In those circumstances, I breathe very quietly, as if it became secondary to what was happenning on the images I was witnessing. The feeling of being enclosed starts to raise, there is a lump on my throat and, as hard as the images can be, I cannot do anything but having my eyes wide open for hours, collecting information, fearing to miss something going on on social media.
I do not have words to even begin to describe the images I saw on the media, seconds, hours and days after each one of the terrorist attacks. I must say that after a week or so, things start becoming “normal” and those images are not diffused as often anymore as they’re not on the front line of information. However, as soon as something similar happens, those same images are difused again as reminders, waking up those same feelings I have described before. It’s like a self-defense mode mixed with the desire to know every detail.

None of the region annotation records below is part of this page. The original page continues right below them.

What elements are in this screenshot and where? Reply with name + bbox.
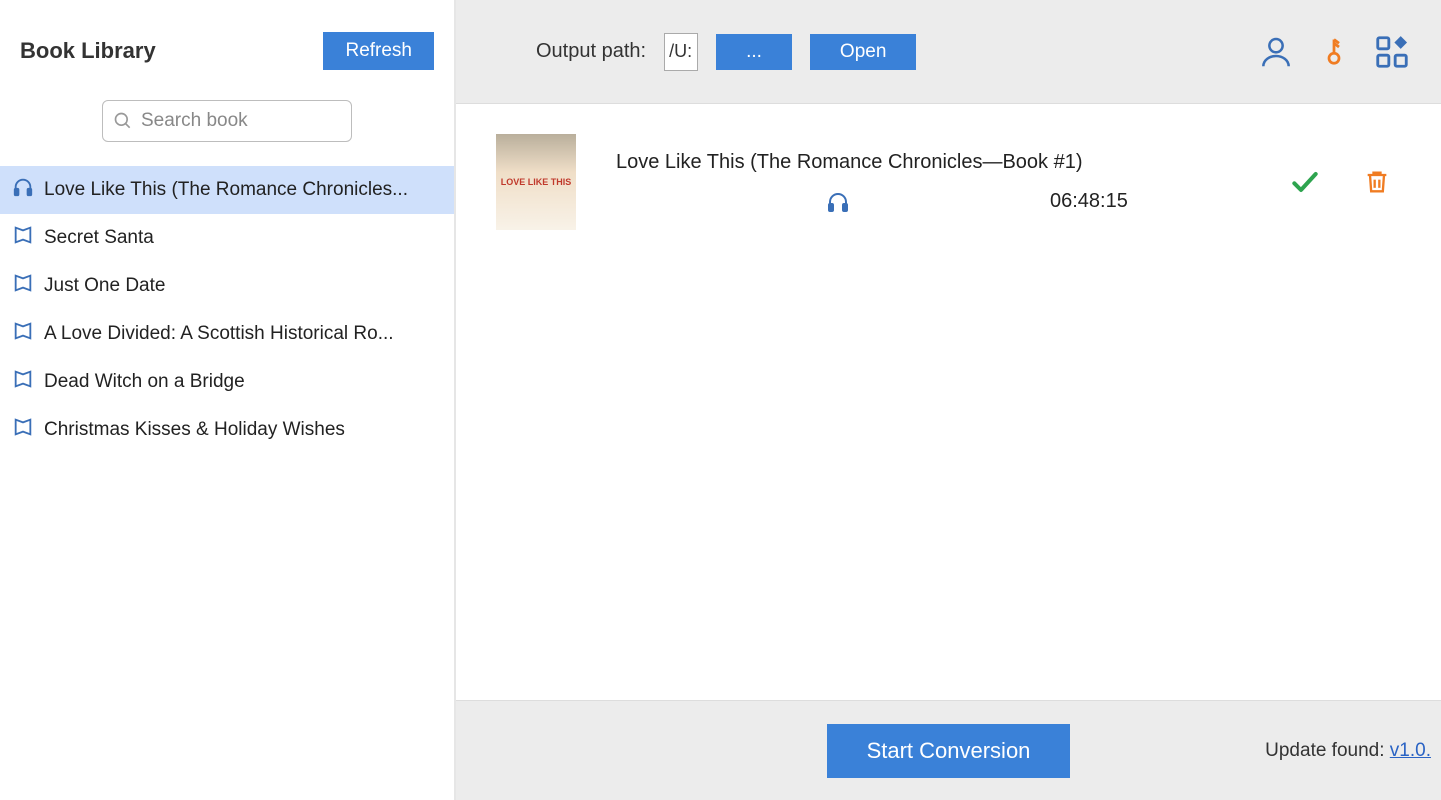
queue-item-duration: 06:48:15 [1050, 190, 1128, 213]
headphones-icon [826, 190, 850, 214]
start-conversion-button[interactable]: Start Conversion [827, 724, 1071, 778]
footer: Start Conversion Update found: v1.0. [456, 700, 1441, 800]
book-icon [12, 416, 34, 444]
book-icon [12, 320, 34, 348]
search-input[interactable] [141, 110, 341, 132]
book-icon [12, 368, 34, 396]
queue-item-title: Love Like This (The Romance Chronicles—B… [616, 151, 1249, 174]
queue-item: LOVE LIKE THIS Love Like This (The Roman… [456, 104, 1441, 260]
book-cover: LOVE LIKE THIS [496, 134, 576, 230]
library-item[interactable]: Secret Santa [0, 214, 454, 262]
book-icon [12, 224, 34, 252]
library-item[interactable]: A Love Divided: A Scottish Historical Ro… [0, 310, 454, 358]
headphones-icon [12, 176, 34, 204]
checkmark-icon[interactable] [1289, 166, 1321, 198]
book-icon [12, 272, 34, 300]
search-icon [113, 111, 133, 131]
library-item[interactable]: Love Like This (The Romance Chronicles..… [0, 166, 454, 214]
open-button[interactable]: Open [810, 34, 916, 70]
refresh-button[interactable]: Refresh [323, 32, 434, 70]
library-item[interactable]: Just One Date [0, 262, 454, 310]
search-box[interactable] [102, 100, 352, 142]
update-notice: Update found: v1.0. [1265, 740, 1431, 762]
library-item-title: Just One Date [44, 275, 165, 297]
library-item[interactable]: Christmas Kisses & Holiday Wishes [0, 406, 454, 454]
library-item-title: Love Like This (The Romance Chronicles..… [44, 179, 408, 201]
sidebar-header: Book Library Refresh [0, 0, 454, 90]
user-icon[interactable] [1257, 32, 1295, 72]
main-panel: Output path: ... Open LOVE LIKE THIS Lov… [456, 0, 1441, 800]
sidebar-title: Book Library [20, 38, 156, 64]
output-path-input[interactable] [664, 33, 698, 71]
library-item-title: Dead Witch on a Bridge [44, 371, 245, 393]
update-link[interactable]: v1.0. [1390, 740, 1431, 761]
output-path-label: Output path: [536, 40, 646, 63]
trash-icon[interactable] [1363, 167, 1391, 197]
toolbar: Output path: ... Open [456, 0, 1441, 104]
sidebar: Book Library Refresh Love Like This (The… [0, 0, 456, 800]
library-item-title: A Love Divided: A Scottish Historical Ro… [44, 323, 394, 345]
book-list: Love Like This (The Romance Chronicles..… [0, 166, 454, 454]
apps-icon[interactable] [1373, 33, 1411, 71]
conversion-queue: LOVE LIKE THIS Love Like This (The Roman… [456, 104, 1441, 700]
library-item[interactable]: Dead Witch on a Bridge [0, 358, 454, 406]
browse-button[interactable]: ... [716, 34, 792, 70]
library-item-title: Christmas Kisses & Holiday Wishes [44, 419, 345, 441]
library-item-title: Secret Santa [44, 227, 154, 249]
key-icon[interactable] [1319, 31, 1349, 73]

Fortunately, I witnessed the actual attacks behind my screen, but I also experienced firsthand the social ambiance they left in Paris the days after. Actually, I am extremely attached to the French République values I have been taught at school: freedom, equality and fraternity. Without forgetting commitment, unity and freedom of expression, that pushed me to be part of the french student population that stood stronger than ever and remained together facing the attacks to our most fundamental values.
Even if there certainly were many thwarted attacks, it’s hard not to mention that those terrifying events need to happen so that action can be taken. As a matter of fact, following today’s attack in Berlin, security measures around the Christmas markets and public religious events will be further strengthened in France. Clearly, none can guarantee the safety of all in public places without impeding our right of free movement, specially on holidays where there are waves of people shopping and hanging out outside. There is no “zero risk” but, well, we need to live as free and careful as we possibly can.
Ironically, this evening I was Christmas shopping in the main avenues of the center of Madrid, as I imagine people in Berlin, Brussels, London or Paris were doing as well. I feel like I’m an European citizen over all (from my cultural background) which is somehow breaking down into pieces as well.
Let’s go back to the point. Sometimes we don’t realize how blessed we are to actually have ‘normal’ days where nothing happens for us excepted a work day or going out shopping bits and pieces for our loved ones. Meanwhile, other people not so far away are not lucky enough to even have a home to stay or money to spend.
As the ending word, I would like to share my solidarity and compassion for all victims of attacks against civilians using violence for political strategy and terror purposes. As we usually do in France, stick together more than ever around pacific values and make your voice count.
When you’re reading these last words, your life still goes on at the moment and that’s something to be very grateful for.